Assurément, il s’agit là de conclusions intéressantes. Toutefois, M. Hatala a obtenu ces résultats, somme toute rudimentaires, grâce à sa capacité de créer des scripts compatibles avec le système de gestion du contenu de son établissement; des compétences techniques que la majorité des professeurs n’ont pas. Cette situation illustre que l’analyse de l’apprentissage n’est encore qu’un domaine émergent.
En 2010, George Siemens (alors à l’Université Athabasca, en Alberta, et aujourd’hui directeur général du Learning Innovation and Networked Knowledge Research Lab de l’Université du Texas, à Arlington) a communiqué avec certains universitaires pour savoir si l’étude de ce nouveau domaine pouvait les intéresser. Éventuellement, ces universitaires se sont regroupés pour former la Society for Learning Analytics and Research, ou SoLAR dont M. Siemens a été le président fondateur. La première conférence internationale du groupe – aujourd’hui un événement annuel – a eu lieu en 2011 à Banff, en Alberta.
Selon M. Siemens, l’engouement pour l’analyse de l’apprentissage, comme dans tous les domaines liés à l’analyse des données, résulte du même phénomène, soit la « mise en données » de la société. « Ce phénomène est attribuable à la disponibilité des données qui, elle, résulte du fait que nous enregistrons nos moindres faits et gestes, de nos achats en ligne jusqu’aux mentions “j’aime” que nous laissons sur les réseaux sociaux. »
Dans le contexte de l’éducation, la création de systèmes de gestion de l’apprentissage « a produit quantité de données inutilisées, ajoute-t-il, puis quelques personnes ont constaté qu’elles pouvaient servir par exemple à cibler les étudiants à risque de décrocher, à déterminer ce qui les intéresse ou à trouver des façons de les aider à maîtriser une matière ou un concept donné ». Voilà l’essence même de l’analyse de l’apprentissage : plus le milieu de l’éducation utilise la technologie numérique, plus il génère des données. Le but est d’utiliser les connaissances fines qui en résultent pour améliorer l’expérience et les résultats des systèmes d’éducation.

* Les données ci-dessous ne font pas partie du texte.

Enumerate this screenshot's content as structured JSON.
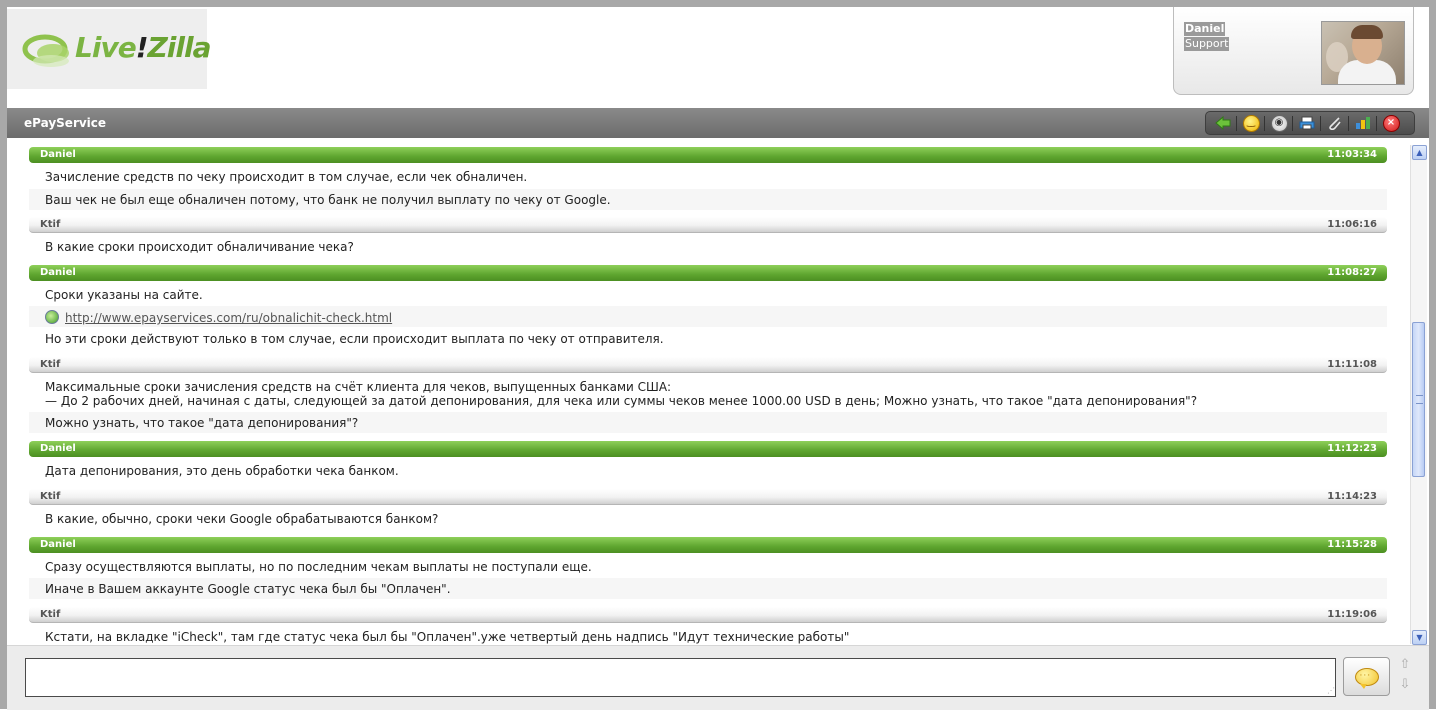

Certaines entreprises, comme la société ontarienne Desire2Learn, qui a créé le système de gestion de l’apprentissage Brightspace, tirent leur épingle du jeu en élaborant des outils visant à faciliter l’analyse de l’apprentissage. Cependant, Brightspace n’est qu’un outil d’analyse parmi tant d’autres, et il n’existe aucune plateforme ni aucun format normalisé. Bref, ce domaine manque de structure, et les solutions maison comme celle de M. Hatala sont fréquentes. En outre, les données produites par la plupart des systèmes de gestion de l’apprentissage ne sont pas aussi détaillées que certains professeurs et chercheurs le souhaiteraient. Certes, de tels systèmes permettent de faire le suivi des notes ou des présences, mais la plupart sont incapables de produire des données plus précises, par exemple sur les méthodes d’étude ou le genre d’information que les étudiants peinent à assimiler.